Methods: The study is based on the Cefalo study, a population-based multicenter case-control study. Saliva DNA from 245 cases and 489 controls, aged 7-19 years at diagnosis/reference date, was extracted and genotyped for 29 SNPs reported by GWAS to be significantly associated with risk of adult glioma. Data were analyzed using unconditional logistic regression. Stratified analyses were performed for two histological subtypes: astrocytoma alone and the other tumor types combined.

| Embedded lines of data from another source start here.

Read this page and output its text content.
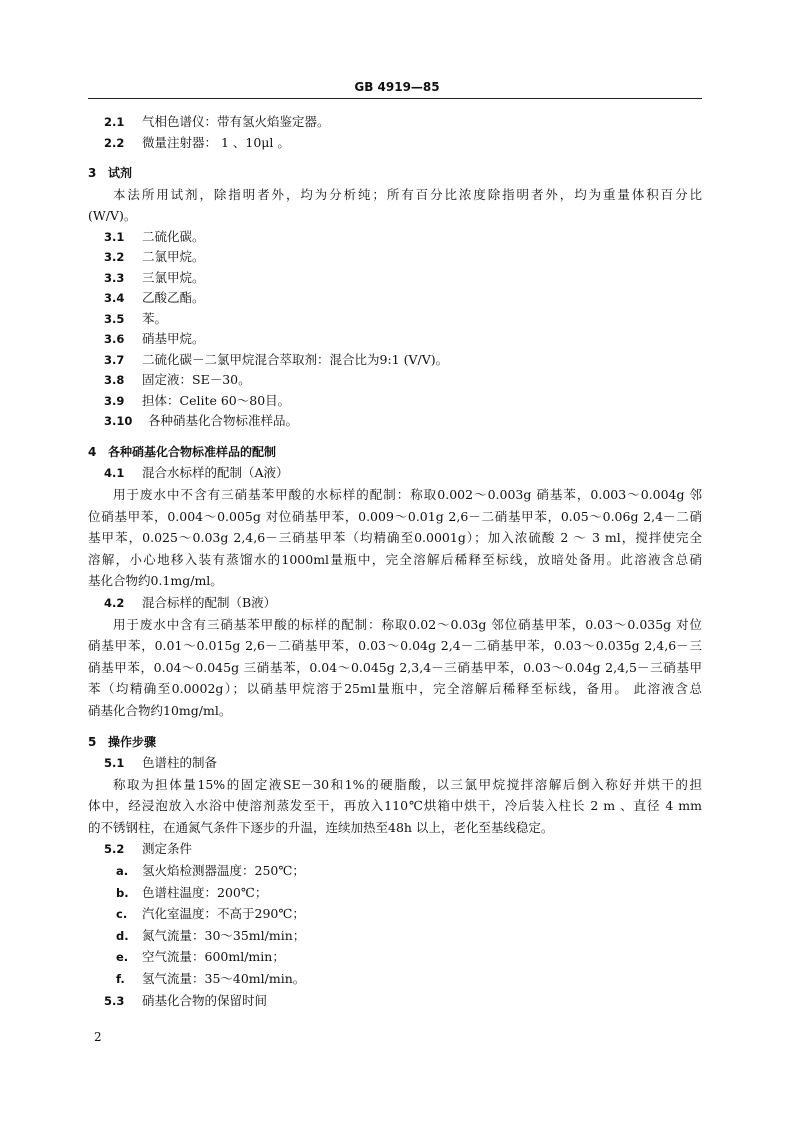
GB 4919—85
2.1 气相色谱仪：带有氢火焰鉴定器。
2.2 微量注射器： 1 、10μl 。
3 试剂
本法所用试剂，除指明者外，均为分析纯；所有百分比浓度除指明者外，均为重量体积百分比
(W/V)。
3.1 二硫化碳。
3.2 二氯甲烷。
3.3 三氯甲烷。
3.4 乙酸乙酯。
3.5 苯。
3.6 硝基甲烷。
3.7 二硫化碳－二氯甲烷混合萃取剂：混合比为9:1 (V/V)。
3.8 固定液：SE－30。
3.9 担体：Celite 60～80目。
3.10 各种硝基化合物标准样品。
4 各种硝基化合物标准样品的配制
4.1 混合水标样的配制（A液）
用于废水中不含有三硝基苯甲酸的水标样的配制：称取0.002～0.003g 硝基苯，0.003～0.004g 邻
位硝基甲苯，0.004～0.005g 对位硝基甲苯，0.009～0.01g 2,6－二硝基甲苯，0.05～0.06g 2,4－二硝
基甲苯，0.025～0.03g 2,4,6－三硝基甲苯（均精确至0.0001g）；加入浓硫酸 2 ～ 3 ml，搅拌使完全
溶解，小心地移入装有蒸馏水的1000ml量瓶中，完全溶解后稀释至标线，放暗处备用。此溶液含总硝
基化合物约0.1mg/ml。
4.2 混合标样的配制（B液）
用于废水中含有三硝基苯甲酸的标样的配制：称取0.02～0.03g 邻位硝基甲苯，0.03～0.035g 对位
硝基甲苯，0.01～0.015g 2,6－二硝基甲苯，0.03～0.04g 2,4－二硝基甲苯，0.03～0.035g 2,4,6－三
硝基甲苯，0.04～0.045g 三硝基苯，0.04～0.045g 2,3,4－三硝基甲苯，0.03～0.04g 2,4,5－三硝基甲
苯（均精确至0.0002g）；以硝基甲烷溶于25ml量瓶中，完全溶解后稀释至标线，备用。 此溶液含总
硝基化合物约10mg/ml。
5 操作步骤
5.1 色谱柱的制备
称取为担体量15%的固定液SE－30和1%的硬脂酸，以三氯甲烷搅拌溶解后倒入称好并烘干的担
体中，经浸泡放入水浴中使溶剂蒸发至干，再放入110℃烘箱中烘干，冷后装入柱长 2 m 、直径 4 mm
的不锈钢柱，在通氮气条件下逐步的升温，连续加热至48h 以上，老化至基线稳定。
5.2 测定条件
a. 氢火焰检测器温度：250℃；
b. 色谱柱温度：200℃；
c. 汽化室温度：不高于290℃；
d. 氮气流量：30～35ml/min；
e. 空气流量：600ml/min；
f. 氢气流量：35～40ml/min。
5.3 硝基化合物的保留时间
2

Results: The results indicated SNPs CDKN2BAS rs4977756 (p=0.036), rs1412829 (p=0.037), rs2157719 (p=0.018), and rs1063192 (p=0.021), were associated with an increased susceptibility to PBTs, whereas TERT rs2736100 was associated with a decreased risk (p=0.018). Moreover, the stratified analyses showed a decreased risk of astrocytoma associated with RTEL1 rs6089953, rs6010620, and rs2297440 (ptrend=0.022, ptrend=0.042, ptrend=0.029, respectively) as well as an increased risk of this subtype associated with RTEL1 rs4809324 (ptrend=0.033). In addition, SNPs rs10464870 and rs891835 in CCDC26 were associated with an increased risk of non-astrocytoma tumor subtypes (ptrend=0.009, ptrend=0.007, respectively).
Conclusions: Our findings indicate that SNPs in CDKN2BAS, TERT, RTEL1, and CCDC26 may be associated with the risk of PBTs. Therefore, we suggest that pediatric and adult brain tumors might share common genetic risk factors and similar etiological pathways.
Funding source: Swedish Council for Working Life and Social Research (2004-0504; 2007-0224), Swedish Research Council (K2008-70X-15366-04-3), Swedish Cancer Society (09 0666), Swedish Childhood Cancer Society (PROJ06/050; PROJ09/086), Swedish Radiation Protection Authority (SSI P 1572), Danish Strategic Research Council (2103-05-0006; 2064-04-0010), Swiss Federal Office of Public Health (05.001626), Swiss Research Foundation on Mobile Communication (A2006.18), Swiss National Science Foundation (PDFMP3_122873), Research Council of Norway (175163/V40).